Bugünden iddia ediyorum; iki sezon içinde Hekimoğlu Avrupa yıldızları arasına girecektir.
GALATASARAY’I DA TEBRİK EDİYORUM
Kupa töreninde, kendi madalyalarını aldıktan sonra ayrılmayıp, Beşiktaş’ın kupayı almasını beklemeleri ve alkışlamaları son derece güzeldi. İnşallah bu centilmenlik davranışı tüm sezon boyunca, tüm kulüplerimize örnek olur.
HAKEM AZ HATA YAPTI
Hakem Atilla Karaoğlan’ın Beşiktaş karnesi pek parlak değil. Niyetim geçmişi ortaya dökmek değil. Ancak TFF ve MHK’daki değişim belli ki hakemlere de olumlu etki yapmış. Hakemlerin bu sezon kendilerine çeki düzen vereceğini umuyorum.

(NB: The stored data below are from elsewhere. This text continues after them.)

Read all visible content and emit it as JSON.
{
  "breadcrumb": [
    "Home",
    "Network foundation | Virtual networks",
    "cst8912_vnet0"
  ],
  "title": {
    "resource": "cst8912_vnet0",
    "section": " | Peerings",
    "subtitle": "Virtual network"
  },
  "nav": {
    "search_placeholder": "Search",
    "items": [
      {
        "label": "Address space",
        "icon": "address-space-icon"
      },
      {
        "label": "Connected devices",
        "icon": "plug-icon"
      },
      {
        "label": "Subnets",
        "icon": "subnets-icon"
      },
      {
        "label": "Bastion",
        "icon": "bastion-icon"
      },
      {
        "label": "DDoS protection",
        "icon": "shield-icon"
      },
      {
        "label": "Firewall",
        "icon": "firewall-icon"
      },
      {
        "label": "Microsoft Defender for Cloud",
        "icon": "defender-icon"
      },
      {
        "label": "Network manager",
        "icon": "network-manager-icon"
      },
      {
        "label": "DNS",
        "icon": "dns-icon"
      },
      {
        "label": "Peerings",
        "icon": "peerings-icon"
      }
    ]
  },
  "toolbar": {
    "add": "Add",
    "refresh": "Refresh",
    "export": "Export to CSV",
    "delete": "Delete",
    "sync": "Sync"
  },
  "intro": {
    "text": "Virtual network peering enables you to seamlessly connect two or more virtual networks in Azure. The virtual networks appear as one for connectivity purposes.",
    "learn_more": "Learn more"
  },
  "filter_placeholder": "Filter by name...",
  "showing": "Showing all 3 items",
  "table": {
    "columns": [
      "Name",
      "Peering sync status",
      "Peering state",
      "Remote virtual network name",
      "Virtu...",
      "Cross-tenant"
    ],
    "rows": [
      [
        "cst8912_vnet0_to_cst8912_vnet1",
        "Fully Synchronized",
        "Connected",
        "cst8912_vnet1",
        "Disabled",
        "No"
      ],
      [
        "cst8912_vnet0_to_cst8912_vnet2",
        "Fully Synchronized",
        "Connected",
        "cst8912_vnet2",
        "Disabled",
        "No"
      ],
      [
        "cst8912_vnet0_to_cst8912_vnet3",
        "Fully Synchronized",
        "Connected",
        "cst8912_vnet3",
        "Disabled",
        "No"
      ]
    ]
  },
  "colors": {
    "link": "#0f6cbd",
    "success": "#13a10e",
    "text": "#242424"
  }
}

Karaoğlan gördüğünü çalmaya çalıştı ancak sarı kartlarında çok aceleciydi. Yapılan en basit faullere bile sarı kart gösterdi. Ancak Kerem’e göstermesi gereken sarı kartlık pozisyonu önce avantaja bıraktı ve maç durduğunda kartını tüm itirazlara rağmen göstermemesi ciddi bir hata idi. Zira aynı Kerem ilerleyen dakikalarda tekrar sarı kartlık bir hareket yaptı ve kartı gördü. İlk pozisyondaki sarı kartı vermiş olsa Kerem ikinci sarıdan oyundan atılacaktı. Aynı şey Barış Alper için de geçerli.
Karaoğlan’ın bu hatalarına da Beşiktaşlı olarak şükür diyorum. Daha kötülerini de gördük!
ATV’NİN AÇ GÖZLÜ YAYINI
ATV maç biter bitmez reklama gitti. Maç sonu röportajları yayınlamadığı gibi kupa törenine de yeterli zamanı ayırmadı.
Milyonlarca Beşiktaş taraftarını, ekran önünde bekletip, reklam izlemek zorunda bırakma sorumlu yayıncılık anlayışı ile bağdaşmaz.